わざわざ放課後の教室に残ってまで俺をからかいたかっただと?とんだ暇人だ。そんな嘘くさい理由信じるか馬鹿。




「普通に一緒に帰りたかったって言えばいい話だろうが!」




俺の言葉に臨也は盛大にフリーズした。ぱくぱくと開閉する口が魚みたいで少し笑える。

あながち間違っちゃいねえだろ。じゃなきゃこのノミ蟲野郎がこんな遠回りで緻密な作戦で俺を下駄箱まで誘き寄せる筈がない。自惚れとか言われたって、それ以外に理由も見つからないから仕方ねえだろうが。俺だってお互い嫌い合っている臨也がそんな意図で俺を待ってたとは思い難いが、言い返す言葉も見当たらなくて思わず叫んでいた。


「、……………あ、ッハハハハハハ!!」


フリーズさせていた顔を一瞬で崩して、臨也は腹を抱えて笑い出した。本当腹立つ野郎だな。

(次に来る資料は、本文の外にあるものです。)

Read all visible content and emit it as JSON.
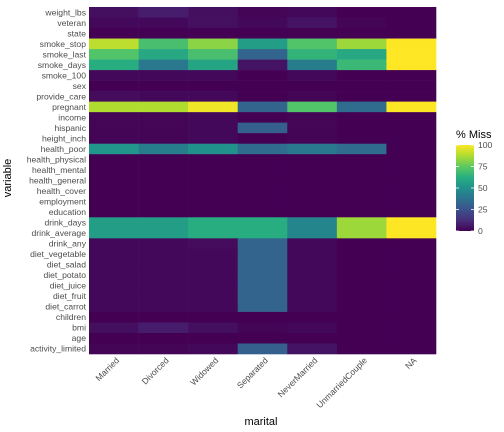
{
  "chart_data": {
    "type": "heatmap",
    "xlabel": "marital",
    "ylabel": "variable",
    "legend_title": "% Miss",
    "legend_position": "right",
    "legend_ticks": [
      100,
      75,
      50,
      25,
      0
    ],
    "value_range": [
      0,
      100
    ],
    "colormap": "viridis",
    "x": [
      "Married",
      "Divorced",
      "Widowed",
      "Separated",
      "NeverMarried",
      "UnmarriedCouple",
      "NA"
    ],
    "y": [
      "weight_lbs",
      "veteran",
      "state",
      "smoke_stop",
      "smoke_last",
      "smoke_days",
      "smoke_100",
      "sex",
      "provide_care",
      "pregnant",
      "income",
      "hispanic",
      "height_inch",
      "health_poor",
      "health_physical",
      "health_mental",
      "health_general",
      "health_cover",
      "employment",
      "education",
      "drink_days",
      "drink_average",
      "drink_any",
      "diet_vegetable",
      "diet_salad",
      "diet_potato",
      "diet_juice",
      "diet_fruit",
      "diet_carrot",
      "children",
      "bmi",
      "age",
      "activity_limited"
    ],
    "values": [
      [
        4,
        8,
        4,
        1,
        2,
        0,
        0
      ],
      [
        2,
        2,
        4,
        2,
        5,
        1,
        0
      ],
      [
        0,
        0,
        0,
        0,
        0,
        0,
        0
      ],
      [
        90,
        70,
        82,
        55,
        72,
        85,
        100
      ],
      [
        72,
        60,
        70,
        32,
        65,
        60,
        100
      ],
      [
        62,
        40,
        58,
        5,
        42,
        67,
        100
      ],
      [
        2,
        2,
        2,
        0,
        2,
        0,
        0
      ],
      [
        0,
        0,
        0,
        0,
        0,
        0,
        0
      ],
      [
        3,
        2,
        2,
        0,
        1,
        0,
        0
      ],
      [
        88,
        88,
        98,
        32,
        72,
        35,
        100
      ],
      [
        1,
        1,
        2,
        0,
        1,
        0,
        0
      ],
      [
        1,
        1,
        2,
        30,
        1,
        0,
        0
      ],
      [
        1,
        1,
        2,
        0,
        1,
        0,
        0
      ],
      [
        52,
        42,
        50,
        35,
        40,
        35,
        0
      ],
      [
        0,
        0,
        0,
        0,
        0,
        0,
        0
      ],
      [
        0,
        0,
        0,
        0,
        0,
        0,
        0
      ],
      [
        0,
        0,
        0,
        0,
        0,
        0,
        0
      ],
      [
        0,
        0,
        0,
        0,
        0,
        0,
        0
      ],
      [
        0,
        0,
        0,
        0,
        0,
        0,
        0
      ],
      [
        0,
        0,
        0,
        0,
        0,
        0,
        0
      ],
      [
        55,
        55,
        62,
        62,
        45,
        85,
        100
      ],
      [
        55,
        55,
        62,
        62,
        45,
        85,
        100
      ],
      [
        2,
        2,
        3,
        32,
        2,
        0,
        0
      ],
      [
        2,
        2,
        2,
        32,
        2,
        0,
        0
      ],
      [
        2,
        2,
        2,
        32,
        2,
        0,
        0
      ],
      [
        2,
        2,
        2,
        32,
        2,
        0,
        0
      ],
      [
        2,
        2,
        2,
        32,
        2,
        0,
        0
      ],
      [
        2,
        2,
        2,
        32,
        2,
        0,
        0
      ],
      [
        2,
        2,
        2,
        32,
        2,
        0,
        0
      ],
      [
        0,
        0,
        0,
        0,
        0,
        0,
        0
      ],
      [
        4,
        8,
        4,
        1,
        2,
        0,
        0
      ],
      [
        0,
        0,
        0,
        0,
        0,
        0,
        0
      ],
      [
        1,
        1,
        2,
        30,
        5,
        0,
        0
      ]
    ]
  }
}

「俺がシズちゃんと一緒に帰りたい?何それ傑作!超ウケる!」
「るっせえ、だったらなんで手前顔赤いんだよ!」
「っ、………え、うそ」


再びフリーズした臨也は慌てて手のひらで顔を触る。今度は俺が噴き出す番だった。
嘘に決まってんだろ。そう言ってやると恨み籠った目で睨み付けられた。珍しく動揺したらしい。ってことは、え、図星なのかよ。

一変して何も言わなくなってしまった臨也を前にしてどうしたらいいのかわからない。とりあえず一緒に帰りたかったってマジなのかよ。おいちょっと待て、俺たち殺し合う仲だろ。
……………あー。

「もういい」
「え」

気まずく思いながら手を差し出した俺の顔を凝視した臨也は、戸惑ったような声を上げた。なんかこんな表情をしている臨也は新鮮で、何というか、こうしてればむかつかない奴なのにとか考えてしまう。


「一緒に帰るんだろ」



おずおずと、俺の手に自分の手を重ねた世界一嫌いなノミ蟲野郎がちょっとだけ可愛く見えた、とか、嘘だろ。

あ、そういや教科書忘れっぱなしじゃねえか。